Hurricane Irene may have caused as much as $20 billion in damages with the majority of that due to flooding rather than wind damage. Unfortunately a new tropical storm named Katia is moving towards the Caribbean and it already has winds in excess of 60 mph and it is still well east of the warm Caribbean waters. The current storm track, although preliminary, has it targeting North Carolina and the east coast. The landfall would not occur until next Wednesday.

Tropical Storm Katia

Now you see it, now you don't. Hewlett Packard shocked the world with the cancellation of their tablet program two weeks ago after only six weeks on the market. On Saturday after the announcement they slashed prices to $99 and $149 to blow out all their inventory and there was a feeding frenzy. Within hours of the news hitting the web there were no HP tablets available anywhere. After a very short dip on Ebay they are again selling in the $250 range for the 16gb model and $300 for the 32gb models. Bidding is extremely brisk with dozens of bids on every auction. The TouchPad went from "can't give them away" to "I am willing to pay big money to get one." HP said the "stunning demand" for the tablets had convinced them to make another production run to meet unfilled demand before officially retiring the product.

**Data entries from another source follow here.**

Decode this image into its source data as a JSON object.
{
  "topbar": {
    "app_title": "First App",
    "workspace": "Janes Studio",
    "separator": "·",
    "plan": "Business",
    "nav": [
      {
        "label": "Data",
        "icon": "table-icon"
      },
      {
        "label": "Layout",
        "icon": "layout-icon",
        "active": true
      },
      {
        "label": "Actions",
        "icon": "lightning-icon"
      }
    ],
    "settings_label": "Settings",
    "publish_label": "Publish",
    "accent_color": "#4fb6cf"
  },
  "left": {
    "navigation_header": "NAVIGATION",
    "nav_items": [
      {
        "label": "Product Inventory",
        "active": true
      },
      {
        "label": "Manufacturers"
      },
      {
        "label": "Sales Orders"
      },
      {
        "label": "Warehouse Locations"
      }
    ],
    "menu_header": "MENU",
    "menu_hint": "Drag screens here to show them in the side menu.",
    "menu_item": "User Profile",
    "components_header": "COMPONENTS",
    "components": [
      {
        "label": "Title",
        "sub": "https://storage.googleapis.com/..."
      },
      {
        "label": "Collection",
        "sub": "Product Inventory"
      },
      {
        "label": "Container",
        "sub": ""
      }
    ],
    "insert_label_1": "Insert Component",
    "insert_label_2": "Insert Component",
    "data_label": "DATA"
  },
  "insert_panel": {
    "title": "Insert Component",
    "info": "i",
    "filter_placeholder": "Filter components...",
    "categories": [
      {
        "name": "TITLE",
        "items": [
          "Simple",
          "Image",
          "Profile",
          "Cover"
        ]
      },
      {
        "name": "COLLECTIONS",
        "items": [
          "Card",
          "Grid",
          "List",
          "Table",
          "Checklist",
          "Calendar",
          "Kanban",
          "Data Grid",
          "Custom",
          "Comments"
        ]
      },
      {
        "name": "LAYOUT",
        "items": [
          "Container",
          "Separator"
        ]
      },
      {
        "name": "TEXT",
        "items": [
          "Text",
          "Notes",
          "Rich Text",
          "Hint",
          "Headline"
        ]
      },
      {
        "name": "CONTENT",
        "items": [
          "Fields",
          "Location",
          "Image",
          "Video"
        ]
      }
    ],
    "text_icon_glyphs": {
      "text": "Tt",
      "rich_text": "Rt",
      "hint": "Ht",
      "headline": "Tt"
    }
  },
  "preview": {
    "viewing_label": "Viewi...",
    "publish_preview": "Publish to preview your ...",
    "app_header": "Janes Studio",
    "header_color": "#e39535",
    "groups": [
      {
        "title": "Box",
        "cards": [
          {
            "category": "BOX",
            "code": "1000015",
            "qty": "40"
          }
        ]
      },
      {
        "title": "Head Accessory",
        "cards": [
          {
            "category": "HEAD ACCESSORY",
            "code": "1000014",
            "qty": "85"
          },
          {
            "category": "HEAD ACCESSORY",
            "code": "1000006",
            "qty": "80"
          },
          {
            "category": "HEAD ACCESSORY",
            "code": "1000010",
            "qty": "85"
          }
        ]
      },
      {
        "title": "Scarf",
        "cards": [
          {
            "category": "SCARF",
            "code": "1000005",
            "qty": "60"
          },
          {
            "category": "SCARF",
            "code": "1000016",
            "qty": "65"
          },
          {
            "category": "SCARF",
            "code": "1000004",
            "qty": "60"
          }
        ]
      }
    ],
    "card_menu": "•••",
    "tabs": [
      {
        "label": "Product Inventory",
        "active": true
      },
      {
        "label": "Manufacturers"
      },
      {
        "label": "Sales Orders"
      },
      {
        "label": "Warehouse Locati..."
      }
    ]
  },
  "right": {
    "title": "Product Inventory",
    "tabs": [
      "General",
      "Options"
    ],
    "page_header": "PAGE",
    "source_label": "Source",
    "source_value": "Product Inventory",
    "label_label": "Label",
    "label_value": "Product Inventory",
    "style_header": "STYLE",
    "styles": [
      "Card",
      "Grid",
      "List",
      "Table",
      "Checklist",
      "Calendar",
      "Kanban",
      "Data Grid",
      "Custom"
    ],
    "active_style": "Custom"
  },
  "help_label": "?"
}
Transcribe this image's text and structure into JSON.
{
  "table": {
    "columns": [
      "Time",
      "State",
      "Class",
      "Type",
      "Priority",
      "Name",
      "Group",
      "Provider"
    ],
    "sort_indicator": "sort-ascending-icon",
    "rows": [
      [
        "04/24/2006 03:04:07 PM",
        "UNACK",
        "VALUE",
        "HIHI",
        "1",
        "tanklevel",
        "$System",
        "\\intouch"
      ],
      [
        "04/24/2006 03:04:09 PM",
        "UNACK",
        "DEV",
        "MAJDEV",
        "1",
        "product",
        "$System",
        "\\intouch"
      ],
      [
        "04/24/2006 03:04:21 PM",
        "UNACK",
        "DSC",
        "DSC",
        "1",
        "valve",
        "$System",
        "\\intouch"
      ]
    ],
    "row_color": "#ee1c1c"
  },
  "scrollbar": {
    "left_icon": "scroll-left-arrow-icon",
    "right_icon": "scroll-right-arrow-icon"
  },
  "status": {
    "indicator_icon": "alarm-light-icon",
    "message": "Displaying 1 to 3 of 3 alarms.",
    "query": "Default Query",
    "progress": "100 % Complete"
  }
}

Resurrecting the TouchPad could help HP sell off its PC business. While many buyers may not be interested in the actual PC business the addition of a working tablet they could quickly revitalize makes the PC division more valuable. Several companies have expressed interest in the WebOS software. I view this as more confirmation the current Hewlett Packard management is in a fog. They should have considered all these factors before their ill-timed cancellation announcement. HPQ shares are up +15% from their post announcement lows.

Hewlett Packard Chart

Fourteen Borders stores will be resurrected by Book-a-Million (BAMM). The stores were slated for closure after Borders filed bankruptcy and said it was going to liquidate. BAMM will take over the leases beginning on September 20th. Borders is liquidating its remaining 399 stores.

Peabody Energy (BTU) and partner ArcelorMittal finally acquired Macarthur Coal after a year of pursuing the acquisition. Macarthur finally relented against the pressure of Peabody's hostile bid and recommended shareholders accept the sweetened bid of $16 per share. That was a 44% premium over the share price before the offer was made. ArcelorMittal was already a 16% shareholder in Macarthur and the second biggest shareholder. The deal is worth $5.2 billion and gives Peabody another 270 million tons of coal. Peabody also signed a deal to develop a Chinese surface mine and produce 50 million tons of coal annually over the next several decades. Peabody also gained a big chunk of Australian coal terminal space with the Macarthur acquisition. The terminal in Australia is shared by multiple coal companies and ships stack up outside the harbor in lines that can sometimes take weeks to load coal destined for Asia. Having another loading facility in that terminal is a big plus for Peabody. BTU has rallied +$6 in the last week on expectations the deal would get done.

Peabody Chart

Stock news was pretty light today because we are in the middle of the quarter, earnings are over and we are heading into a holiday weekend. Volume has been very weak thanks to the damage from Irene, the heavy risk from the heavy economic calendar and the pending holiday. Volume on Monday was 6.6 billion shares and the lowest volume since August 3rd. Today was not much better at 7.3 billion shares.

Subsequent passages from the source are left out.